On this day, April 13, in 1743, Thomas Jefferson, who went on to become the third president of the United States, was born in what is now known as Albermarle County, Virginia.
Jefferson profoundly influenced the founding of the United States in any number of ways, but the thing he is, and probably always will be, most remembered for is his involvement in drafting the Declaration of Independence. And rightly so!
There is, of course, much more to be highlighted about Jefferson:
his role in de-institutionalizing the Anglican Church in Virginia based on his belief in the separation of church and state;
his role in founding the University of Virginia;
his role as a diplomat;
his negotiating the Louisiana Purchase, which more than doubled the size of the new nation overnight, and;
his ongoing debates with Alexander Hamilton regarding the scope of the federal government.
Hamilton, for instance, believed presidents should be elected for life, and he further believed that governors of states should simply be appointed by presidents, rather than being elected by the people.
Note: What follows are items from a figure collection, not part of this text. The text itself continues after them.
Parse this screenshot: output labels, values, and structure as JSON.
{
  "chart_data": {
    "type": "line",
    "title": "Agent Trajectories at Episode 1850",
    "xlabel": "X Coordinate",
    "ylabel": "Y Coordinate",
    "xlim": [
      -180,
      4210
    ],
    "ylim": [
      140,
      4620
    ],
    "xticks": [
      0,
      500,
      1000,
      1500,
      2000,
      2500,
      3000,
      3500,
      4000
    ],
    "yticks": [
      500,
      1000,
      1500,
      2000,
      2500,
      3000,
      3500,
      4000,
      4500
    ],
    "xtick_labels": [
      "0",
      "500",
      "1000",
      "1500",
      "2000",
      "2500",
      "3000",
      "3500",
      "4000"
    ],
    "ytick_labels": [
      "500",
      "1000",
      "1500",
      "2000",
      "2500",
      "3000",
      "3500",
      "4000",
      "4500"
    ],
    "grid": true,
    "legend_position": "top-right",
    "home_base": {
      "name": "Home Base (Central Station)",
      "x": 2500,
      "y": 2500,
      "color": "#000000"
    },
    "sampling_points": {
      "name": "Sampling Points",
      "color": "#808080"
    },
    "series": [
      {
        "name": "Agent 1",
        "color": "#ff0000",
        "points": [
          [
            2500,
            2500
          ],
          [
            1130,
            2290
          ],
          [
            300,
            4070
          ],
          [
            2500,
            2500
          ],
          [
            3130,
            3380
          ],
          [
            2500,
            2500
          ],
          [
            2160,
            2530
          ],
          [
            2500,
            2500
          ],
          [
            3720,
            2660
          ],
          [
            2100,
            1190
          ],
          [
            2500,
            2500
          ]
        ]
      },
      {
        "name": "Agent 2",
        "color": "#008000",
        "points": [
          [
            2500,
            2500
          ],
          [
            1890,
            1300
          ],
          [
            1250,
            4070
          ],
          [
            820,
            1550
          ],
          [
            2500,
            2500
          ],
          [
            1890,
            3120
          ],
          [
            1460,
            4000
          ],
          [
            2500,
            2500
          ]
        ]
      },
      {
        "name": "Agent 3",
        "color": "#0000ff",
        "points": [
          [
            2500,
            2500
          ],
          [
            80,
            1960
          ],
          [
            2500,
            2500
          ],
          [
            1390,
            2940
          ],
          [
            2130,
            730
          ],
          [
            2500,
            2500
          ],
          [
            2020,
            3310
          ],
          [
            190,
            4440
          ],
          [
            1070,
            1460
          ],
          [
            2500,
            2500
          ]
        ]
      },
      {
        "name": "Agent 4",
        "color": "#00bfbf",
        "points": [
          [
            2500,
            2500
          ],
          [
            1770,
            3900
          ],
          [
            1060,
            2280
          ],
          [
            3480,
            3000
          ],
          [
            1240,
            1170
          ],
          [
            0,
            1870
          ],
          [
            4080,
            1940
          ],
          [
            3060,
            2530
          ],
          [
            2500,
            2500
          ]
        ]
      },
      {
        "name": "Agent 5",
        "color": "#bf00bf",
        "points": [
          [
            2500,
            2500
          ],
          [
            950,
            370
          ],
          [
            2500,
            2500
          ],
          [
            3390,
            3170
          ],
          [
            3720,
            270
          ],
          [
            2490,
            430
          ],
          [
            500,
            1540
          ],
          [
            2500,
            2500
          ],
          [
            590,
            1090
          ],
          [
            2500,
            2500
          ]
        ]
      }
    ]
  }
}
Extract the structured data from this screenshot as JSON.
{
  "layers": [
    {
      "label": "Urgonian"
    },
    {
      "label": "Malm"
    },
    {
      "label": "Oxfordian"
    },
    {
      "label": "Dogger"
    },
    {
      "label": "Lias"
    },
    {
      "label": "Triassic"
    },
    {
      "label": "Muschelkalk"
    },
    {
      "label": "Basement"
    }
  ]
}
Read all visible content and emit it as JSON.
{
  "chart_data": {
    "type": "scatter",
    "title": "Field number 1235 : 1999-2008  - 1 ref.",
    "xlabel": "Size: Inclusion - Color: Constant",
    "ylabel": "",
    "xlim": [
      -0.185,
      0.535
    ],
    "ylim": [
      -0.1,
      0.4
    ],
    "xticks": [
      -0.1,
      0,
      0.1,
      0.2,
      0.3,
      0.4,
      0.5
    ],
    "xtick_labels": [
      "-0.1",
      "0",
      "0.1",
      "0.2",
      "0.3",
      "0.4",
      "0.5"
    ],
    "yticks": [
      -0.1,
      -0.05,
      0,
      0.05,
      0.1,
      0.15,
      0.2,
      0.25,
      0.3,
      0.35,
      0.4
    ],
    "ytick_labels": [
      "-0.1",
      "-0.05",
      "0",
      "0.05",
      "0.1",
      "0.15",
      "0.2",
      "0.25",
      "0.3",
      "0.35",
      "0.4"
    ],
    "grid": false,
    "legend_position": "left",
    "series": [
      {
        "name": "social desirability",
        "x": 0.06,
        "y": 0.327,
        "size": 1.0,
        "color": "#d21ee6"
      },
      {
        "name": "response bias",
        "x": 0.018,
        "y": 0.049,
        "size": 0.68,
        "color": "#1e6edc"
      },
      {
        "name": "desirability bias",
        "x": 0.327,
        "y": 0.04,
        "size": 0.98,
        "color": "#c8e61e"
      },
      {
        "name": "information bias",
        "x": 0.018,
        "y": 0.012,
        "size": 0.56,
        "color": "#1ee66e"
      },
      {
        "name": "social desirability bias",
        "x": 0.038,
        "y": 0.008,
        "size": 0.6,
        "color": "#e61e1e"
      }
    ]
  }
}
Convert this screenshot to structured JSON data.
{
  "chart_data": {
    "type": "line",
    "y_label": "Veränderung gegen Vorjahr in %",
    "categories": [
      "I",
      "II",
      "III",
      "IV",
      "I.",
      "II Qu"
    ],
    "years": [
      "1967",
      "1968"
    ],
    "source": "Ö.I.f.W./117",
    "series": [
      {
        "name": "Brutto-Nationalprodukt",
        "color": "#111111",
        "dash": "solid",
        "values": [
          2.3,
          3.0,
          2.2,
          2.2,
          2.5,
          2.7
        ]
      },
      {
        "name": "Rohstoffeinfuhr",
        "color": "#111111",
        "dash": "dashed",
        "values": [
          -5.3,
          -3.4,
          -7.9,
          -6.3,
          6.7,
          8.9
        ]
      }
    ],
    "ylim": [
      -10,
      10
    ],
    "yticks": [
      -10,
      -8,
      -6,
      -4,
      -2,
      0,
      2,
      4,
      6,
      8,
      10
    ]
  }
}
He even went so far as to once complain of the “excess of democracy” in the new nation. Without Jefferson’s work in championing restricting the power of the federal government, we could very likely have a very different nation today.
As a vice-president and later as president, Jefferson made political enemies among the Federalists (those who favored a strong, centralized government) due to his outspoken defense of a limited federal government. Though scholars generally agree there’s no evidence Jefferson ever spoke this commonly misattributed quote, “That government is best which governs least,” the words do certainly sum up Jefferson’s beliefs.
Jefferson violated his own most deeply held principles concerning human freedom by owning slaves. A lesser known fact is that though Jefferson owned slaves, he did fight to place restrictions on America’s slave system. In 1808, during his second term in office, Congress passed, with his support, an act prohibiting the importation of any more African slaves to the United States.
One of the most admirable things about Jefferson is that he, unlike so many modern day politicians, was not ambitious for political power. After the revolution, he kept trying to retire to Monticello, his farm in Virginia, but he kept being asked to return to Washington to help guide the new nation.
In accepting his role as statesman, he was doing what he regarded as best for his country, not what he would simply prefer for himself. This is a quality of character all too often missing in today’s political landscape. Such a disinterest in power would be a welcome and refreshing thing to see among contemporary elected officials, wouldn’t it?